The Supreme Court has struck out an injunction application seeking to stop Johnson Akuamoah Asiedu from acting as Auditor-General.

The seven-member panel on the case struck out the application after lawyers for the plaintiffs withdrew the case.

The withdrawal of the injunction application followed a ruling that the acting Auditor-General and the substantive Auditor-General whose names were listed as defendants to the suit were not proper parties.

A US-based lawyer Prof. Stephen Kwaku Asare, is in court challenging President Akufo-Addo’s directive for Dominic Domelevo, the substantive Auditor-General, to proceed on his accumulated leave.

The question of legal representation for Auditor-General, Daniel Yao Domelevo became contentious when a case filed against his official capacity by legal practitioner Isaac Wilberforce Mensah, was called at the Supreme Court on Wednesday, July 29, 2020.

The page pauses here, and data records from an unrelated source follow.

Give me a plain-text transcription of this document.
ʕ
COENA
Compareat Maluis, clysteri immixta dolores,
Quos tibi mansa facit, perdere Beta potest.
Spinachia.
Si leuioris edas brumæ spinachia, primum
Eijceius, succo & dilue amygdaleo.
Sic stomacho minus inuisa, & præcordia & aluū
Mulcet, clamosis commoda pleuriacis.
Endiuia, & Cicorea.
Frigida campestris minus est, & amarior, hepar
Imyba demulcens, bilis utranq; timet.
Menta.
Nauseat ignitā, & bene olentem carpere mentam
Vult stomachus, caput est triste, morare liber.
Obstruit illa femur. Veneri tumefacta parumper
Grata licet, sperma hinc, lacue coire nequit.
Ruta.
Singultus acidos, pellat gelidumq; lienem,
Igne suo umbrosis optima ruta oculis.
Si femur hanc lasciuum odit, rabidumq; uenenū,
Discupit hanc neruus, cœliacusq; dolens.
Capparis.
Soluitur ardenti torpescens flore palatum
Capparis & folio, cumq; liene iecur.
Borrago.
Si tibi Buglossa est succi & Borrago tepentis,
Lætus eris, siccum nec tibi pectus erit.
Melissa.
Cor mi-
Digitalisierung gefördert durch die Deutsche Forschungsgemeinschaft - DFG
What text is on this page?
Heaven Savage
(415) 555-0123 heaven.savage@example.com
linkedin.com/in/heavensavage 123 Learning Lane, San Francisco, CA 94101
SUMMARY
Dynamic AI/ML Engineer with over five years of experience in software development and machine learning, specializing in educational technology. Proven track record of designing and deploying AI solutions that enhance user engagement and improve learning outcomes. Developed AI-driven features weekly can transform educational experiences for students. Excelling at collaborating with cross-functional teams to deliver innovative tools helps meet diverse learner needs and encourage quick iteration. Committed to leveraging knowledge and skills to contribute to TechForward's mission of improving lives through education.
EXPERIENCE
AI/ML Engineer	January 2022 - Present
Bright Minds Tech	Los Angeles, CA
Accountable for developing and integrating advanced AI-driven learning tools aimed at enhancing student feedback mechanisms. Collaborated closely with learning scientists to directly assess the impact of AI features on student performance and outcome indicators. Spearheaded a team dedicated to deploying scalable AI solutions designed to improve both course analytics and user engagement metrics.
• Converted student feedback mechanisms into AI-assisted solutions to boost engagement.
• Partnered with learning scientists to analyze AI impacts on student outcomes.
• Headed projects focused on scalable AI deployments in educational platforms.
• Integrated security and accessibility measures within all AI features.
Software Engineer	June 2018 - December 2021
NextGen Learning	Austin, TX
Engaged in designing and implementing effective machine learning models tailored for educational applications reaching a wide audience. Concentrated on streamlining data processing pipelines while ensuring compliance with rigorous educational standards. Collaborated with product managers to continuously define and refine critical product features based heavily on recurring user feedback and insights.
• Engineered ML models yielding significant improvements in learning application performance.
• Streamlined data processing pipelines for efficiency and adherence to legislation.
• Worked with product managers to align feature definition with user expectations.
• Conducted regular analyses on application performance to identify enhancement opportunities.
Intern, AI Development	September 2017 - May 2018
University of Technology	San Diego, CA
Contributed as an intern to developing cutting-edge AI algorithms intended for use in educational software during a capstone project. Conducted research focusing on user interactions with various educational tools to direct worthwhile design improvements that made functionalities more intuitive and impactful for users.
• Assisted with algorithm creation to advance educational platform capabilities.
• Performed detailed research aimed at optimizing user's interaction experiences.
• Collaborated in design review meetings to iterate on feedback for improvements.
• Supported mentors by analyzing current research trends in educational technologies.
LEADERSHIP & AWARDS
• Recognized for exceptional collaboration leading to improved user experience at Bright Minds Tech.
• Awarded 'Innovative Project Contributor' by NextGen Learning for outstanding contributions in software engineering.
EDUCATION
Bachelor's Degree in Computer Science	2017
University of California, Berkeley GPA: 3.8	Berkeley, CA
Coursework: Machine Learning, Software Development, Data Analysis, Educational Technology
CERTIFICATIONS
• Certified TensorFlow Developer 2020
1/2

Mr. Mensah is questioning the independence of the Auditor-General in relation to the limitation on his administrative actions.

The suit was filed against the Auditor-General, the Audit Service Board and the Attorney-General.

Though Mr. Domelevo announced Kizito Beyou and Kofi Bentil as his lawyers on record, a Deputy Attorney General, Godfred Dame, also announced himself as representing the Auditor-General and the Audit Service Board.

Also, both the substantive Auditor-General, Daniel Yao Domelevo, and the Acting Auditor-General, Johnson Akuamoa Asiedu were both present in court for the case.

Though Mr. Beyuo said he had the instruction of the Office of the Auditor-General to represent the Office in the matter, Mr. Dame maintained it laid within the mandate of the Attorney General’s Department to represent all public officials in legal matters.

In what looked like a frustration for the court, Justice Dotse remarked that “the office of the Auditor-General is a very important office under the scheme of our dispensation and nobody should toy with it”.

Justice Nene Amegatcher, on the other hand, insisted that “the Auditor-General, though an office, has a human being in it”.

The court thus said it refused to be drawn into the conflict and directed the parties to go and resolve the issue by themselves.

The Office of the President on July 4 extended the leave period of the Auditor-General, Daniel Domelevo from 123 days to 167 effective July 1, 2020.

This came in the wake of concerns raised by Mr. Domelovo over the directive to take his accumulated leave because his work, according to him, is embarrassing the government.

A letter by Mr. Domelevo dated July 3, 2020, outlined a series of reasons why he believes the directive leaves much to be desired including what he described as “bad faith on the part of the Presidency.”

Prof. Asare is one of key legal analysts who called out the move by the Presidency describing it as unconstitutional. He argues that, the office of the Auditor-General is a very important position that should not be toyed with.

He maintains annual leave is by nature voluntary. He also explains that, it is a right earned by an employee that should not be available to the appointing authority to be deployed as a sanction to exercise disciplinary control.